Large Language Models (LLMs) have become an integral part of our daily lives. However, they impose certain risks, including those that can harm individuals' privacy, perpetuate biases and spread misinformation. These risks highlight the need for robust safety mechanisms, ethical guidelines, and thorough testing to ensure their responsible deployment. Safety of LLMs is a key property that needs to be thoroughly tested prior the model to be deployed and accessible to the general users. This paper reports the external safety testing experience conducted by researchers from Mondragon University and University of Seville on OpenAI's new o3-mini LLM as part of OpenAI's early access for safety testing program. In particular, we apply our tool, ASTRAL, to automatically and systematically generate up to date unsafe test inputs (i.e., prompts) that helps us test and assess different safety categories of LLMs. We automatically generate and execute a total of 10,080 unsafe test input on a early o3-mini beta version. After manually verifying the test cases classified as unsafe by ASTRAL, we identify a total of 87 actual instances of unsafe LLM behavior. We highlight key insights and findings uncovered during the pre-deployment external testing phase of OpenAI's latest LLM.

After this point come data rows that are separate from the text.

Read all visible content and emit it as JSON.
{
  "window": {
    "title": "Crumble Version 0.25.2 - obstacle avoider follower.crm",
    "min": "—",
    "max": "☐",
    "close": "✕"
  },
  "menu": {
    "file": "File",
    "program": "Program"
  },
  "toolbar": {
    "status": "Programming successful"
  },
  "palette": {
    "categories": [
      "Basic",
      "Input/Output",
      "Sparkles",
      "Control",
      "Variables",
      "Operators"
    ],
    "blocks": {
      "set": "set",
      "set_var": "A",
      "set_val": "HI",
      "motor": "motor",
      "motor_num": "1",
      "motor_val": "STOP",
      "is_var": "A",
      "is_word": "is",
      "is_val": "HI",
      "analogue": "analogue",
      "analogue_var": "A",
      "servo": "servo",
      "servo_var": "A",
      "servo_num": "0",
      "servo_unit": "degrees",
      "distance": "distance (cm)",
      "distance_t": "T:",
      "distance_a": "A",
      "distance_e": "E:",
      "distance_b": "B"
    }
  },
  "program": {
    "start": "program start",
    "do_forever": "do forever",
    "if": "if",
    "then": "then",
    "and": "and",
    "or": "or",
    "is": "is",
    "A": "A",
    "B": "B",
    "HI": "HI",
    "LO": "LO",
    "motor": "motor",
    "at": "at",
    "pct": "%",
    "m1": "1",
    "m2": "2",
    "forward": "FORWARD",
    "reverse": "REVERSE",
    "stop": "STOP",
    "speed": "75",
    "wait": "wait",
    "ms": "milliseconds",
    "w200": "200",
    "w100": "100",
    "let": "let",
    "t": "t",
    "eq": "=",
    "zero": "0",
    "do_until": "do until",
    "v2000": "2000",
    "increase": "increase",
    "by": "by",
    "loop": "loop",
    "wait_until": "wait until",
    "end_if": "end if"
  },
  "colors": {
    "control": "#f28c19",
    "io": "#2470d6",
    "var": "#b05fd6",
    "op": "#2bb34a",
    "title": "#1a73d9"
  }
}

ASTRAL: Automated Safety Testing of Large Language Models

Large Language Models (LLMs) have recently gained attention due to their ability to understand and generate sophisticated human-like content. However, ensuring their safety is paramount as they might provide harmful and unsafe responses. Existing LLM testing frameworks address various safety-related concerns (e.g., drugs, terrorism, animal abuse) but often face challenges due to unbalanced and obsolete datasets. In this paper, we present ASTRAL, a tool that automates the generation and execution of test cases (i.e., prompts) for testing the safety of LLMs. First, we introduce a novel black-box coverage criterion to generate balanced and diverse unsafe test inputs across a diverse set of safety categories as well as linguistic writing characteristics (i.e., different style and persuasive writing techniques). Second, we propose an LLM-based approach that leverages Retrieval Augmented Generation (RAG), few-shot prompting strategies and web browsing to generate up-to-date test inputs. Lastly, similar to current LLM test automation techniques, we leverage LLMs as test oracles to distinguish between safe and unsafe test outputs, allowing a fully automated testing approach. We conduct an extensive evaluation on well-known LLMs, revealing the following key findings: i) GPT3.5 outperforms other LLMs when acting as the test oracle, accurately detecting unsafe responses, and even surpassing more recent LLMs (e.g., GPT-4), as well as LLMs that are specifically tailored to detect unsafe LLM outputs (e.g., LlamaGuard); ii) the results confirm that our approach can uncover nearly twice as many unsafe LLM behaviors with the same number of test inputs compared to currently used static datasets; and iii) our black-box coverage criterion combined with web browsing can effectively guide the LLM on generating up-to-date unsafe test inputs, significantly increasing the number of unsafe LLM behaviors.